Up
until now, there have been certain assumptions made in this column about how
humans become robots. People experience
sensory distortion living in modern technological environments. This sensory distortion is created by the
vacuum and tension pocket fields of experience in which they live. Vast expanses of understimulating vacuum
filled with overstimulating pockets of bundles of abrasive disconnected
clashing figures. In modern
technological environments, the grounding created by nature and traditional
living environments was gradually lost as were the organic stimuli that people
were built to absorb. In the human march
to control nature in order to fight back against organic perishability, people
increasingly lost the opportunity to commune with nature. Initially creating vacuum environments was
synonymous with creating safe environments: modern architecture and sterile
minimalistic interiors and frictionless machine operations. Increasingly, as people have started to feel
more and more numb in vacuum environments, they have tried to purposely create
certain overstimulating tension pocket experiences to pull out of the numbness:
venues with loud abrasive electric guitar music and strobe lights, motorcycles
and racing cars as well as free love and certain recreational drugs like coke,speed
and heroin. And when people have felt
too overstimulated they would always bounce back to a vacuum experience of
their own creation: white noise machines, yoga, meditation and other drugs like
pot and downers. People could bounce
back and forth between these two extremes in a vain attempt to achieve some
kind of greater stimulus balance of the kind that humans had when they were
still living closer to nature and in more traditional living environments.
Another
major way that a person could achieve that balance of stimulation was to use
technology to directly create an experience with more of a sensory balance:
namely the screen reality experiences of movies, television, video games,
computers, smartphones and tablets.
Also, the experience of robots. A
robot was able to survive the sensory extremes of the modern technology
external world reality in which it existed by living off of the technological
stimulation that surrounded it. By absorbing both the defined discrete stimuli
of the electricity upon which it operated and the seeming lack of stimuli
which, in truth, is the infinity vacuum stimuli from when the electricity turns
off.

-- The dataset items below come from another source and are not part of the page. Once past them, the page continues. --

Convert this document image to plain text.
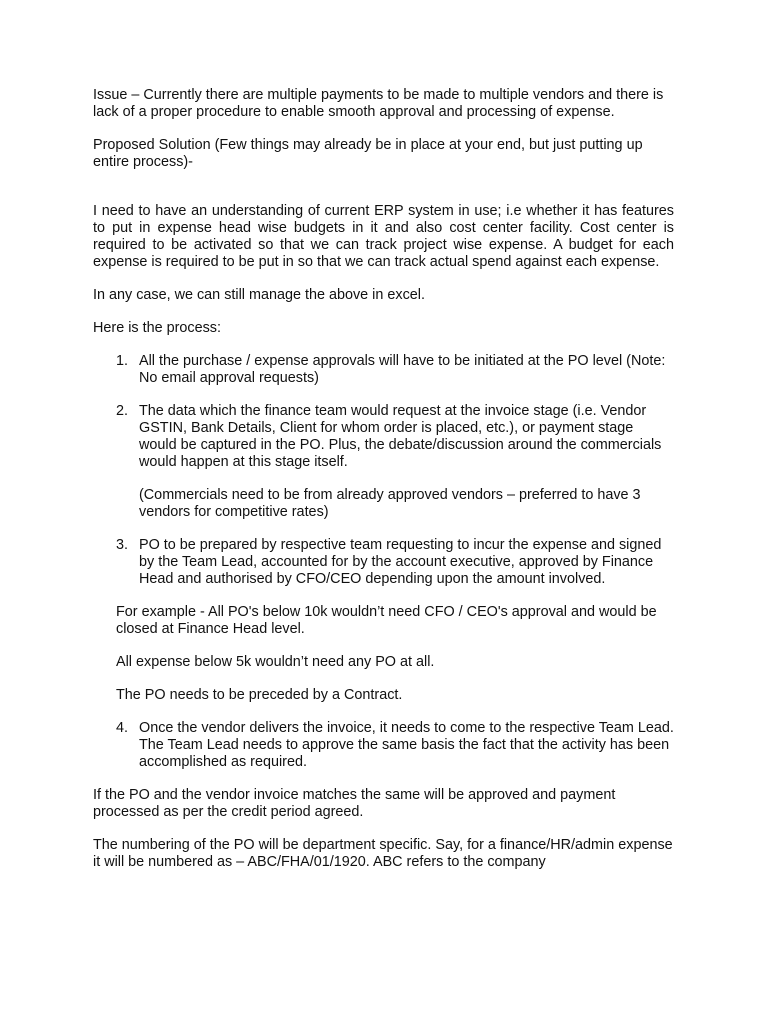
Issue – Currently there are multiple payments to be made to multiple vendors and there is lack of a proper procedure to enable smooth approval and processing of expense.

Proposed Solution (Few things may already be in place at your end, but just putting up entire process)-

I need to have an understanding of current ERP system in use; i.e whether it has features to put in expense head wise budgets in it and also cost center facility. Cost center is required to be activated so that we can track project wise expense. A budget for each expense is required to be put in so that we can track actual spend against each expense.

In any case, we can still manage the above in excel.

Here is the process:

1. All the purchase / expense approvals will have to be initiated at the PO level (Note: No email approval requests)

2. The data which the finance team would request at the invoice stage (i.e. Vendor GSTIN, Bank Details, Client for whom order is placed, etc.), or payment stage would be captured in the PO. Plus, the debate/discussion around the commercials would happen at this stage itself.

(Commercials need to be from already approved vendors – preferred to have 3 vendors for competitive rates)

3. PO to be prepared by respective team requesting to incur the expense and signed by the Team Lead, accounted for by the account executive, approved by Finance Head and authorised by CFO/CEO depending upon the amount involved.

For example - All PO's below 10k wouldn’t need CFO / CEO's approval and would be closed at Finance Head level.

All expense below 5k wouldn’t need any PO at all.

The PO needs to be preceded by a Contract.

4. Once the vendor delivers the invoice, it needs to come to the respective Team Lead. The Team Lead needs to approve the same basis the fact that the activity has been accomplished as required.

If the PO and the vendor invoice matches the same will be approved and payment processed as per the credit period agreed.

The numbering of the PO will be department specific. Say, for a finance/HR/admin expense it will be numbered as – ABC/FHA/01/1920. ABC refers to the company
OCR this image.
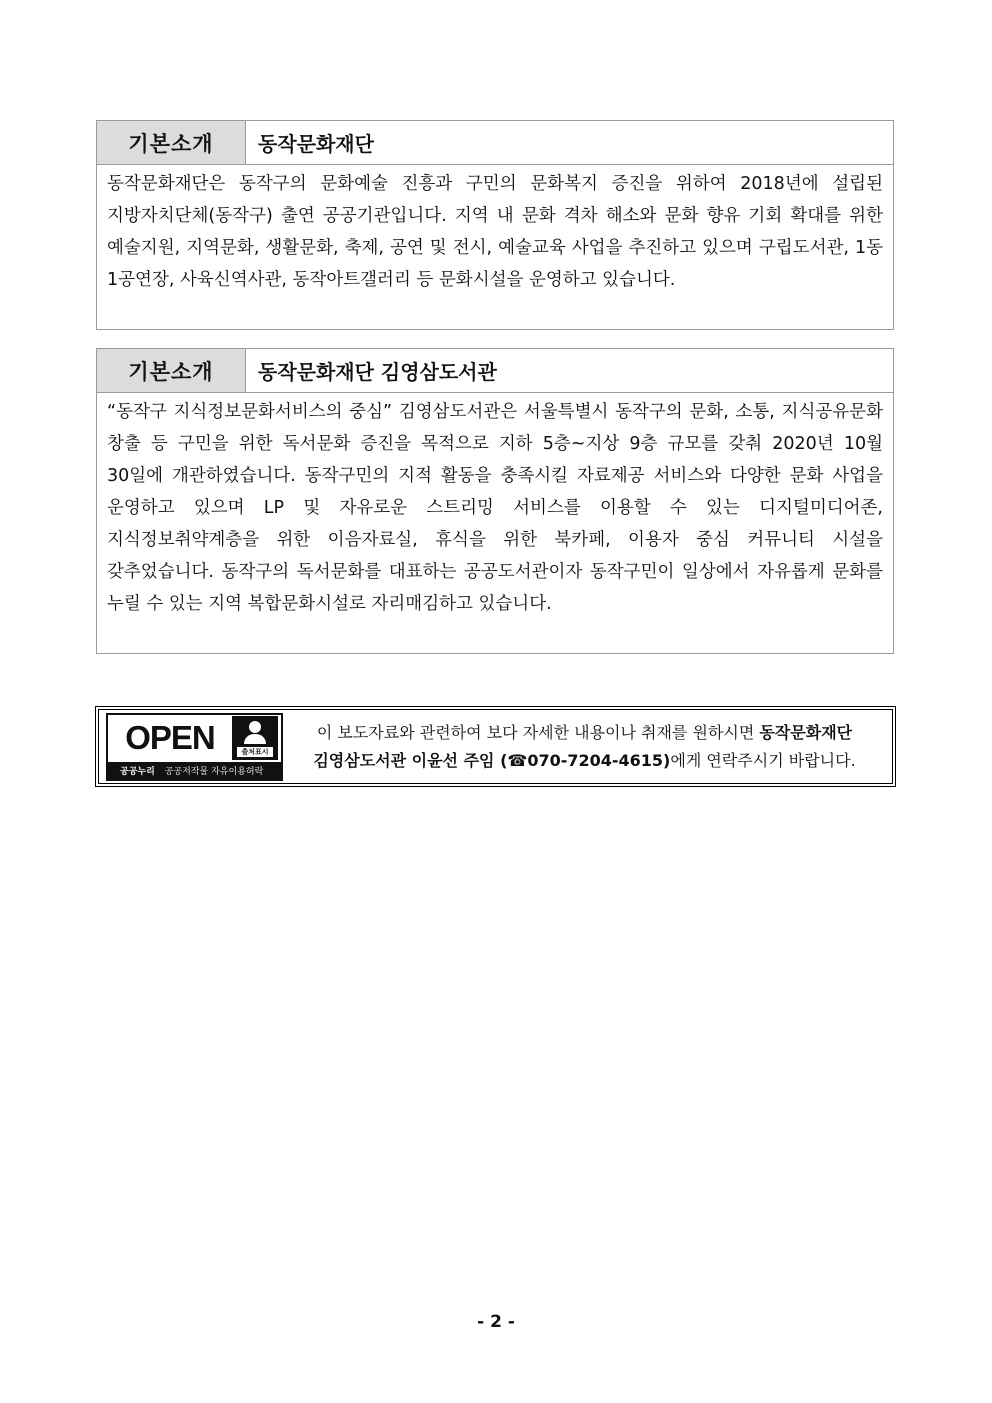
기본소개	동작문화재단
동작문화재단은 동작구의 문화예술 진흥과 구민의 문화복지 증진을 위하여 2018년에 설립된 지방자치단체(동작구) 출연 공공기관입니다. 지역 내 문화 격차 해소와 문화 향유 기회 확대를 위한 예술지원, 지역문화, 생활문화, 축제, 공연 및 전시, 예술교육 사업을 추진하고 있으며 구립도서관, 1동 1공연장, 사육신역사관, 동작아트갤러리 등 문화시설을 운영하고 있습니다.
기본소개	동작문화재단 김영삼도서관
“동작구 지식정보문화서비스의 중심” 김영삼도서관은 서울특별시 동작구의 문화, 소통, 지식공유문화 창출 등 구민을 위한 독서문화 증진을 목적으로 지하 5층~지상 9층 규모를 갖춰 2020년 10월 30일에 개관하였습니다. 동작구민의 지적 활동을 충족시킬 자료제공 서비스와 다양한 문화 사업을 운영하고 있으며 LP 및 자유로운 스트리밍 서비스를 이용할 수 있는 디지털미디어존, 지식정보취약계층을 위한 이음자료실, 휴식을 위한 북카페, 이용자 중심 커뮤니티 시설을 갖추었습니다. 동작구의 독서문화를 대표하는 공공도서관이자 동작구민이 일상에서 자유롭게 문화를 누릴 수 있는 지역 복합문화시설로 자리매김하고 있습니다.
OPEN	출처표시
공공누리 공공저작물 자유이용허락
이 보도자료와 관련하여 보다 자세한 내용이나 취재를 원하시면 동작문화재단
김영삼도서관 이윤선 주임 (☎070-7204-4615)에게 연락주시기 바랍니다.
- 2 -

And the robot expresses itself with
defined discrete angular activity when it’s moving, alternating with vacuum
pauses, sometimes just micropauses, when it switches direction, intensity or
activity.
Again
there was an assumption in my model that people started to unconsciously
imitate robots as a way of dealing with the sensory distortion that came from
overstimulating tension pockets and/or an understimulating vacuum. But recently I have come to realize that not
all modern technological living environments are plagued by sensory
extremes. They have enough of a balance
between vacuum spaces and free-floating figures to provide an intensity of
stimulation that approximates the intensity to be found in most traditional
more natural living environments.
In
particular, in talking about these more sensorily balanced modern technological
living environments, I am not talking about a living environment where people
physically immerse themselves in an external world reality living
environment. Instead, I am talking about
technological living environments in which people immerse themselves mentally. In other words, I am talking about screen
reality living environments: movie theaters, televisions, video games,
computers, smartphones and tablets. With
computers, smartphones and tablets, we have the numbing vacuum effects of the
mediating screen balanced out by the abrasive stimulation of the large bundles
of data and information, the violence web sites and the pornography. The screen in the screen reality provides a
constant base (I can’t really call it a grounding that bonds). The content that appears on the screen
provides a vacuumized narrative of free-floating figures interacting and
clashing with one another and unfolding and transforming sometimes by
themselves and sometimes as a result of the interaction with the
viewer/participant human. But because
the combination of the screen and the content provides an intensity level of
stimulation that is comfortable and somewhat more easily absorbable than the
patterns of stimuli normally found in the technological external world, people
become addicted to their screens.
The
major problem with these more advanced modern technological living
microenvironments provided by screen reality equipment is to be found not in
the intensity of stimulation that they provide, but rather in the quality of
stimulation they provide. The problem is
that there is a paucity of the flowing blendable continual stimuli, organic
stimuli, necessary to keep people functioning properly as animals. Without these flowing blendable continual
stimuli from natural sources, people absorb the balance of defined discrete
stimuli and infinite vacuum stimuli in their technological living environments
and gradually start to mold themselves after the technological complex
behavioral entities that surround them – the computers and the robots.
Again, this is the result
of feeling a need to escape the sensory extremes of the modern technological
external world and cling to the oasis of a balanced technological model,
leading to a gradual imitation of the complex behavioral entities – the computers
and the robots – that humans today see as a solution to the problem of the
sensory distortion provided by the modern technological external living
environments.
However, escaping sensory
distortion is only one of the reasons that humans today model themselves after
computers and robots. Another is that
there are few if any positive sources of organic stimuli, of flowing blendable
continual stimuli to move towards. So
people simply gravitate towards the one category of sensorily balance experience
that is available: the sources of screen reality.
If we want to fight
robotization, we have to find a way for people to be able to experience more
different sources of organic stimuli. So
they can gradually start to pull away more from the negative influences of all
the different sources of screen reality.